- Mid-priced vehicle inventory is down to 55 days’ supply versus 68 overall.
- Cheapest vehicles have the highest inventory.
- Toyota Corolla, RAV4 have among the lowest inventory.
New vehicles in the range of $30,000 to $40,000 are in the shortest supply while those priced below $30,000 have the highest inventory, according to a Cox Automotive analysis of list prices based on vAuto Available Inventory data.
The days’ supply of unsold new vehicles in that mid-price category was down to 55 last week. The $40,000 to $50,000 price category had the next lowest inventory at 61 days’ supply. For comparison, the supply of all unsold new vehicles nationally stood at 68 days’ supply, a metric that has been slipping despite factories being back up and running. The average listing price for all vehicles last week was just shy of $38,000.
In contrast, new-vehicle inventory priced below $20,000 had a 96 days’ supply. New vehicles in the $20,000 to $30,000 price range is next at 76 days’ supply.
“Since vehicle sales hit rock bottom in April, the below-$30,000 segment has been slowest to recover,” said Cox Automotive Senior Economist Charlie Chesbrough. “It may seem counter intuitive that the cheapest vehicles would not be more in demand, given buyers generally seek lower prices during recessions. But those buyers likely are bearing the brunt of the downturn and may be turning away from new vehicles to used.”

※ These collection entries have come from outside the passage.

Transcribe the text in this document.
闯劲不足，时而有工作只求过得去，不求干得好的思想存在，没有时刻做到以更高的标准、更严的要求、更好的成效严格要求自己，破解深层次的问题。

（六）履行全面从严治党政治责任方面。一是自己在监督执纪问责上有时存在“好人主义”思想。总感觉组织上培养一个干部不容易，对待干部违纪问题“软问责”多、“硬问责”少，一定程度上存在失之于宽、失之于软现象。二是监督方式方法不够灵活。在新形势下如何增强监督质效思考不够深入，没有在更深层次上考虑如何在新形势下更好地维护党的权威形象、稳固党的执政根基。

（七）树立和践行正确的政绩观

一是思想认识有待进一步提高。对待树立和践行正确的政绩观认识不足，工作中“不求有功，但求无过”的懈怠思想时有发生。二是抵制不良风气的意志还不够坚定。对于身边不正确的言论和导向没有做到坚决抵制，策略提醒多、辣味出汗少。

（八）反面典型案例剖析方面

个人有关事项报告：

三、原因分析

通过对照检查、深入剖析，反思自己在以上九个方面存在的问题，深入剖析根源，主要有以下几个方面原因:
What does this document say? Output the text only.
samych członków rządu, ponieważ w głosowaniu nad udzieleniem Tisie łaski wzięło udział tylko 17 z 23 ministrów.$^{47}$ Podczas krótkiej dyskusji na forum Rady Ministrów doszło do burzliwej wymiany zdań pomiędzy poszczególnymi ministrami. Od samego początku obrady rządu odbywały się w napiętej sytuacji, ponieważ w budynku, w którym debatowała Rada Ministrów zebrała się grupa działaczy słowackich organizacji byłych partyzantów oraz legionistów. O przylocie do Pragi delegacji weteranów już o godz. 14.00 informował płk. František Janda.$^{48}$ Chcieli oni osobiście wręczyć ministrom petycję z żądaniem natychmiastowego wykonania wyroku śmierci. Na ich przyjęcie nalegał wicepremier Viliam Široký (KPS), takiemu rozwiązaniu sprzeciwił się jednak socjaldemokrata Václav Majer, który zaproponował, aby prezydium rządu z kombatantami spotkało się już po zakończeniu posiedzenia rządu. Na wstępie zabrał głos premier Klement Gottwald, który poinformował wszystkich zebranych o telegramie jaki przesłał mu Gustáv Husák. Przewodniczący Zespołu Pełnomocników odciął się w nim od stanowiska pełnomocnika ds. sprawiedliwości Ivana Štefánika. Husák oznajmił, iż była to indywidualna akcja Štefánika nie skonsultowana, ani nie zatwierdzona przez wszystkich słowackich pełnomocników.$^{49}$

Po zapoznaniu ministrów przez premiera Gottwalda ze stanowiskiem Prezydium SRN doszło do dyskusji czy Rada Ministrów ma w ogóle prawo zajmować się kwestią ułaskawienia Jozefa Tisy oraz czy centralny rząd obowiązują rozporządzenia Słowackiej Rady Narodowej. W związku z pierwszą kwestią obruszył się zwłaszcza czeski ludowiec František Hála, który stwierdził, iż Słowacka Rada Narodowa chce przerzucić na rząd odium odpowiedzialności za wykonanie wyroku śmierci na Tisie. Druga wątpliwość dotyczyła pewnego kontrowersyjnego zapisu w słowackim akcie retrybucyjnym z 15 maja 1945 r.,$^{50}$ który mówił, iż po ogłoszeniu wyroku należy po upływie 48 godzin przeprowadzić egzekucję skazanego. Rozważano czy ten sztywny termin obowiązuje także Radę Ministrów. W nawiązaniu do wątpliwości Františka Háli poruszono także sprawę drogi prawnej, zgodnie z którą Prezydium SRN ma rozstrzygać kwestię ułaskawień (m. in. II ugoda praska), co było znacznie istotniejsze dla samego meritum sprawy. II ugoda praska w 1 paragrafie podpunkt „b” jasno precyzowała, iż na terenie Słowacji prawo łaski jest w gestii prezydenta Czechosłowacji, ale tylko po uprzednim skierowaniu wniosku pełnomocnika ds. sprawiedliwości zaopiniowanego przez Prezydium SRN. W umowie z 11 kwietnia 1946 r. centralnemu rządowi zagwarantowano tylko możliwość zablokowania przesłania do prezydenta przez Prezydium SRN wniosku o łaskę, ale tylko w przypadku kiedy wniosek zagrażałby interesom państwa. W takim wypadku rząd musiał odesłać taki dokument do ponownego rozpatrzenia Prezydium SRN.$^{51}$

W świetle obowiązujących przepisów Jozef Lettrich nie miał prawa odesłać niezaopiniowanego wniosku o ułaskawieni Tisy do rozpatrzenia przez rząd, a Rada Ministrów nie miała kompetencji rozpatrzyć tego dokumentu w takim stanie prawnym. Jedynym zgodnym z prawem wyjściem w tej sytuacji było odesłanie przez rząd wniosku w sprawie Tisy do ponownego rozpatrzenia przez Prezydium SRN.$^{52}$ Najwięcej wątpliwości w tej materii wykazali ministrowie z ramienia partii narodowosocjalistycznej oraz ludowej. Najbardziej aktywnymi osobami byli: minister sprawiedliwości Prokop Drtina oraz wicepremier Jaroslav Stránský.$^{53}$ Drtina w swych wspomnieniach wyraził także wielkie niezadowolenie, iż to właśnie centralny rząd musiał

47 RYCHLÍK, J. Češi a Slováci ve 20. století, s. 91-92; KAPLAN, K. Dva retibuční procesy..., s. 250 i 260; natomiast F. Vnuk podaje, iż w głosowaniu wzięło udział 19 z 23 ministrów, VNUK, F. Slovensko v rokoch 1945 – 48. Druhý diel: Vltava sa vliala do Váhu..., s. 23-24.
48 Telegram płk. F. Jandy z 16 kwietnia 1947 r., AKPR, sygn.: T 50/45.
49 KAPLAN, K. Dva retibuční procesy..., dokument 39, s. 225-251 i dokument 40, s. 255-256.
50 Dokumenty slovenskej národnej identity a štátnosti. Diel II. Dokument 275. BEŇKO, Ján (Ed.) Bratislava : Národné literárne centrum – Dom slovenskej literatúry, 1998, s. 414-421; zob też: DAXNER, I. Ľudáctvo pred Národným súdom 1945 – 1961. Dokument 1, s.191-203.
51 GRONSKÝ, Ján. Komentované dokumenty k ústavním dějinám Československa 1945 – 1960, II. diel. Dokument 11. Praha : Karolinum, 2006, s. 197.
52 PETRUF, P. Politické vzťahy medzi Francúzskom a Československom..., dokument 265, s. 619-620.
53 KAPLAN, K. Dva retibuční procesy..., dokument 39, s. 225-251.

Chesbrough added that the used market has tremendous selection and value for shoppers on a tight budget. “Demand for used vehicles has been running stronger than new-vehicle demand.”
Cox Automotive’s most recent data shows used-vehicle sales are running only 5% behind a year ago while new-vehicle sales were about 26% down. In some weeks, used-vehicle sales have actually been higher than they were a year ago.
Chesbrough said it is possible the below-$30,000 products will do better as the recession drags on. “That would be a silver lining for the industry as there are a lot of these vehicles on dealer lots right now.”
The mid-range price categories consist mostly of compact cars and compact SUVs as well as midsize cars and midsize SUVs.
Compact cars, a category abandoned by a number of automakers, is down to 58 days’ supply. Compact SUVs, which saw sales down less in the second quarter than the overall market, is next lowest with a 63 days’ supply.
The two best-selling compact cars, in fact, have extremely low inventory. The Honda Civic, the best-selling compact care in the second quarter, had only a 55 days’ supply. Last week, Honda was recruiting office personnel to help build Civics and other Hondas as their Ohio plants are short of workers, due to COVID-19. The Toyota Corolla had even less inventory – 38 days’ supply. Toyota, in general, has been at or second to lowest in inventory, trading with Subaru.
Similarly, in the compact SUV category, the No. 1 selling Toyota RAV4 is down to a severely skimpy 26 days’ supply. The RAV4, especially its hybrid version, was hot even before the pandemic. The No. 2 seller, Honda CR-V, had only 56 days’ supply.
Inventory of midsize cars is bloated at 77 days’ supply. In contrast, midsize utility inventory is light at 54 days’ supply.